Cow’s milk is an excellent source of calcium, vitamin A and vitamin D, which is essential for strong bones. It also contains casein and whey protein which is good for building muscle.

Soy milk has more vitamin B and iron than cow's milk. It also contains 42 times more manganese, which is needed for bone formation. Soy protein reduces LDL cholesterol (“bad” cholesterol) and raises HDL cholesterol (“good” cholesterol). Soy milk also contains more fiber than cow’s milk, and isoflavones, which help prevent cancer, heart disease and osteoporosis. In general, soy milk contains less fat, sugar and calories, and more iron and fiber than cow's milk.
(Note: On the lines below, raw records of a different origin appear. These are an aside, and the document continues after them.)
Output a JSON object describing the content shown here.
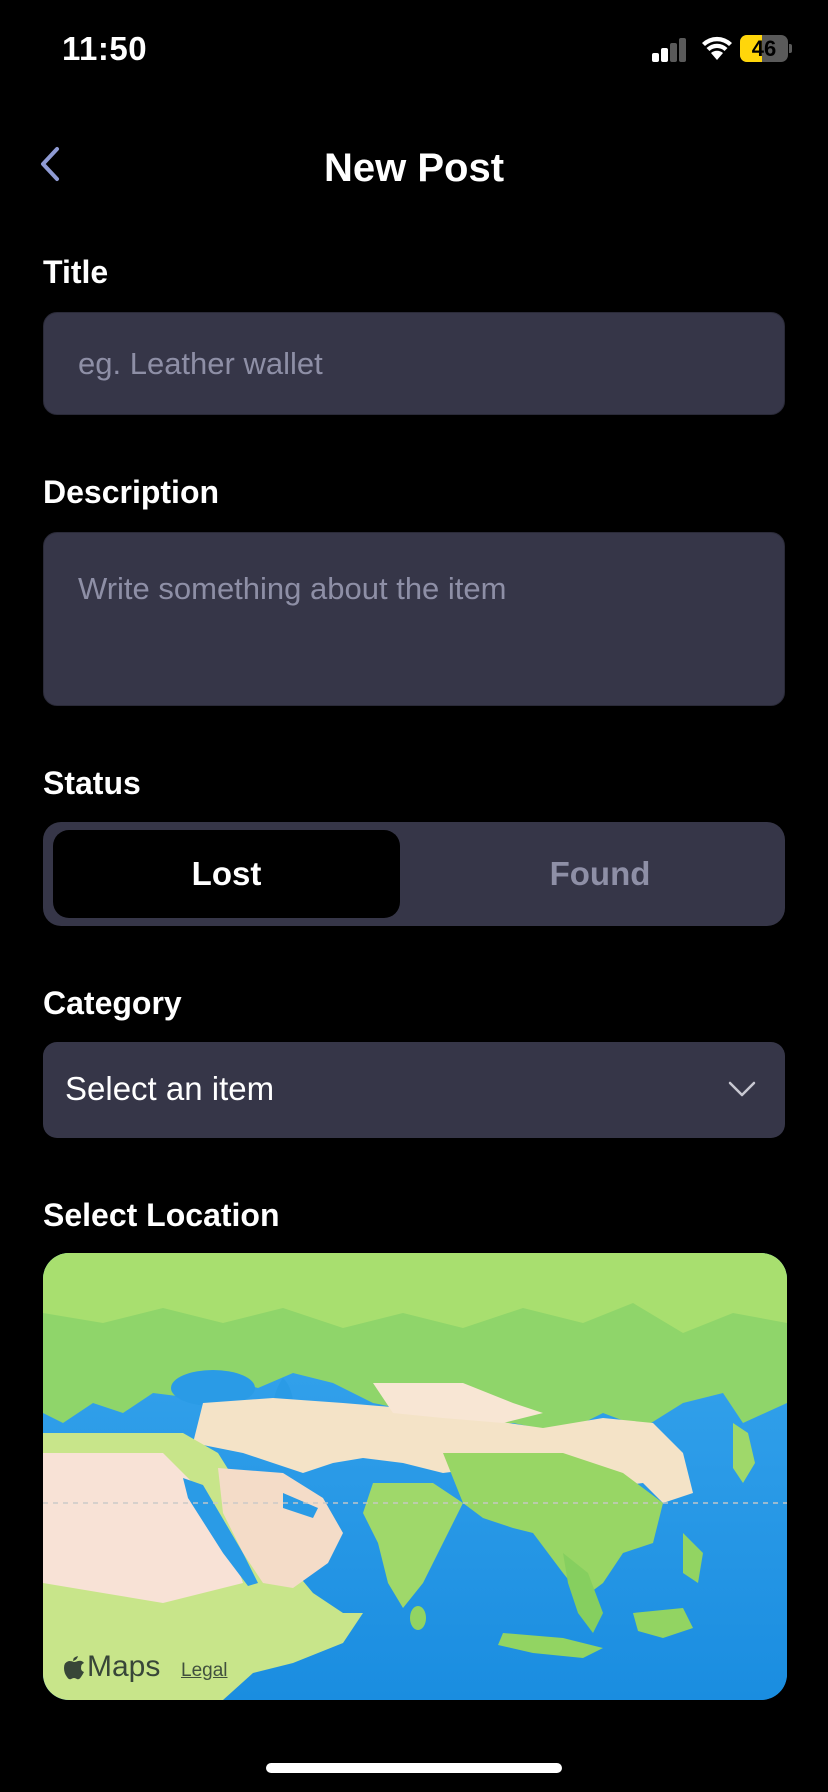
{
  "status_bar": {
    "time": "11:50",
    "battery_level": "46",
    "battery_fraction": 0.46,
    "battery_color": "#ffd60a"
  },
  "nav": {
    "title": "New Post",
    "back_icon": "chevron-left-icon"
  },
  "form": {
    "title_label": "Title",
    "title_placeholder": "eg. Leather wallet",
    "description_label": "Description",
    "description_placeholder": "Write something about the item",
    "status_label": "Status",
    "status_options": [
      "Lost",
      "Found"
    ],
    "status_selected": "Lost",
    "category_label": "Category",
    "category_value": "Select an item",
    "location_label": "Select Location"
  },
  "map": {
    "brand": "Maps",
    "legal": "Legal"
  },
  "colors": {
    "background": "#000000",
    "field": "#363648",
    "placeholder": "#8e8fa6",
    "accent_text": "#ffffff"
  }
}
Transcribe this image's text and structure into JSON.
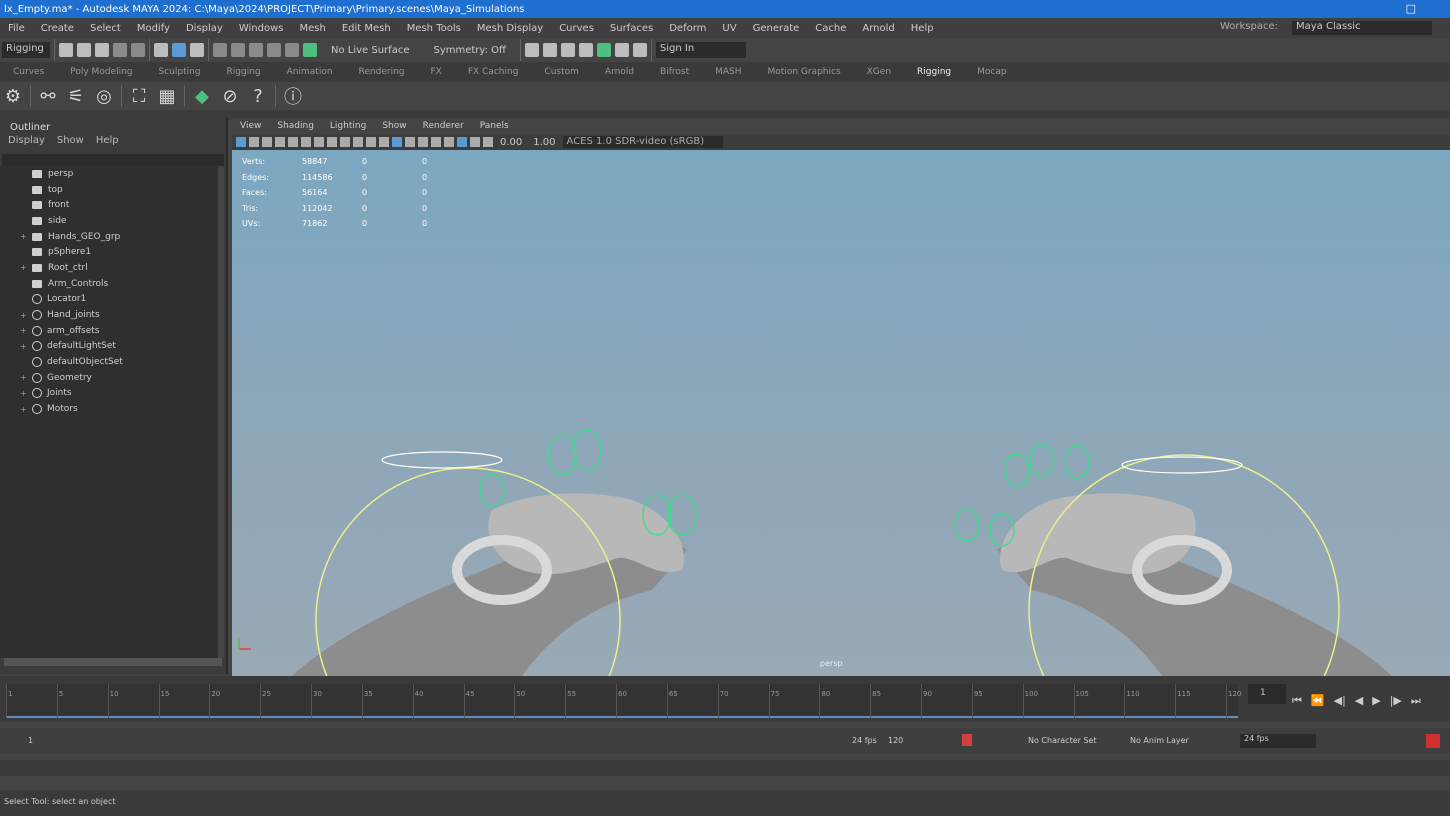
{
  "window": {
    "title": "lx_Empty.ma* - Autodesk MAYA 2024: C:\\Maya\\2024\\PROJECT\\Primary\\Primary.scenes\\Maya_Simulations",
    "close_glyph": "□"
  },
  "menubar": {
    "items": [
      "File",
      "Create",
      "Select",
      "Modify",
      "Display",
      "Windows",
      "Mesh",
      "Edit Mesh",
      "Mesh Tools",
      "Mesh Display",
      "Curves",
      "Surfaces",
      "Deform",
      "UV",
      "Generate",
      "Cache",
      "Arnold",
      "Help"
    ],
    "workspace_label": "Workspace:",
    "workspace_value": "Maya Classic"
  },
  "statusline": {
    "mode_value": "Rigging",
    "no_live_surface": "No Live Surface",
    "symmetry": "Symmetry: Off",
    "sign_in": "Sign In"
  },
  "shelftabs": {
    "items": [
      "Curves",
      "Poly Modeling",
      "Sculpting",
      "Rigging",
      "Animation",
      "Rendering",
      "FX",
      "FX Caching",
      "Custom",
      "Arnold",
      "Bifrost",
      "MASH",
      "Motion Graphics",
      "XGen",
      "Rigging",
      "Mocap"
    ],
    "active_index": 14
  },
  "outliner": {
    "title": "Outliner",
    "menu": [
      "Display",
      "Show",
      "Help"
    ],
    "items": [
      {
        "label": "persp",
        "icon": "camera-icon",
        "expand": ""
      },
      {
        "label": "top",
        "icon": "camera-icon",
        "expand": ""
      },
      {
        "label": "front",
        "icon": "camera-icon",
        "expand": ""
      },
      {
        "label": "side",
        "icon": "camera-icon",
        "expand": ""
      },
      {
        "label": "Hands_GEO_grp",
        "icon": "group-icon",
        "expand": "+"
      },
      {
        "label": "pSphere1",
        "icon": "mesh-icon",
        "expand": ""
      },
      {
        "label": "Root_ctrl",
        "icon": "curve-icon",
        "expand": "+"
      },
      {
        "label": "Arm_Controls",
        "icon": "group-icon",
        "expand": ""
      },
      {
        "label": "Locator1",
        "icon": "locator-icon",
        "expand": ""
      },
      {
        "label": "Hand_joints",
        "icon": "set-icon",
        "expand": "+"
      },
      {
        "label": "arm_offsets",
        "icon": "set-icon",
        "expand": "+"
      },
      {
        "label": "defaultLightSet",
        "icon": "set-icon",
        "expand": "+"
      },
      {
        "label": "defaultObjectSet",
        "icon": "set-icon",
        "expand": ""
      },
      {
        "label": "Geometry",
        "icon": "set-icon",
        "expand": "+"
      },
      {
        "label": "Joints",
        "icon": "set-icon",
        "expand": "+"
      },
      {
        "label": "Motors",
        "icon": "set-icon",
        "expand": "+"
      }
    ]
  },
  "viewport": {
    "menu": [
      "View",
      "Shading",
      "Lighting",
      "Show",
      "Renderer",
      "Panels"
    ],
    "field_a": "0.00",
    "field_b": "1.00",
    "colorspace": "ACES 1.0 SDR-video (sRGB)",
    "hud_rows": [
      {
        "name": "Verts:",
        "v1": "58847",
        "v2": "0",
        "v3": "0"
      },
      {
        "name": "Edges:",
        "v1": "114586",
        "v2": "0",
        "v3": "0"
      },
      {
        "name": "Faces:",
        "v1": "56164",
        "v2": "0",
        "v3": "0"
      },
      {
        "name": "Tris:",
        "v1": "112042",
        "v2": "0",
        "v3": "0"
      },
      {
        "name": "UVs:",
        "v1": "71862",
        "v2": "0",
        "v3": "0"
      }
    ],
    "camera_label": "persp"
  },
  "timeline": {
    "ticks": [
      "1",
      "5",
      "10",
      "15",
      "20",
      "25",
      "30",
      "35",
      "40",
      "45",
      "50",
      "55",
      "60",
      "65",
      "70",
      "75",
      "80",
      "85",
      "90",
      "95",
      "100",
      "105",
      "110",
      "115",
      "120"
    ],
    "current_frame": "1",
    "buttons": [
      "⏮",
      "⏪",
      "◀|",
      "◀",
      "▶",
      "|▶",
      "⏭"
    ]
  },
  "rangebar": {
    "start": "1",
    "fps": "24 fps",
    "end": "120",
    "char_set": "No Character Set",
    "anim_layer": "No Anim Layer",
    "anim_dropdown": "24 fps"
  },
  "helpline": {
    "text": "Select Tool: select an object"
  }
}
Lactose, the sugar found only in milk is the primary cause why milk may not work for lactose-intolerant people. While it may be the best nutrition for infants and little children, many adults look for alternatives because of its higher fat content and the gassy, bloated feeling it can give as it is slightly more difficult to digest. Moreover, many consumers are concerned about the presence of bovine growth hormone often found in industrialized, non-organic milk - however, this hormone is a synthetic hormone and there are several places where you can find natural milk free of any synthetic modifications.

Soy milk contains a high percentage of phytoestrogens, which may decrease fertility in men if they consume more than 3 quarts per day. Too much estrogen can also cause a hormone imbalance in women when consumed too much and too frequently. Soy milk also contains oligosaccharides, a type of carbohydrate the body has difficulty breaking down. Consuming these simple sugars can cause some people to experience a lot of gas. Soy milk also contains substances called phytates, which interfere with calcium absorption.

Top Consumers and Producers

India is the world’s largest producer and consumer of milk, while Zealand (not New Zealand!), the EU, Australia and the US are the world’s largest exporters of milk. China and Russia are the largest importers.

Soy milk originated in China. It is popular in Malaysia and other South Asian countries. It is also becoming more popular in India, and its popularity in the West is growing, due in part to increasing numbers of vegans and vegetarians.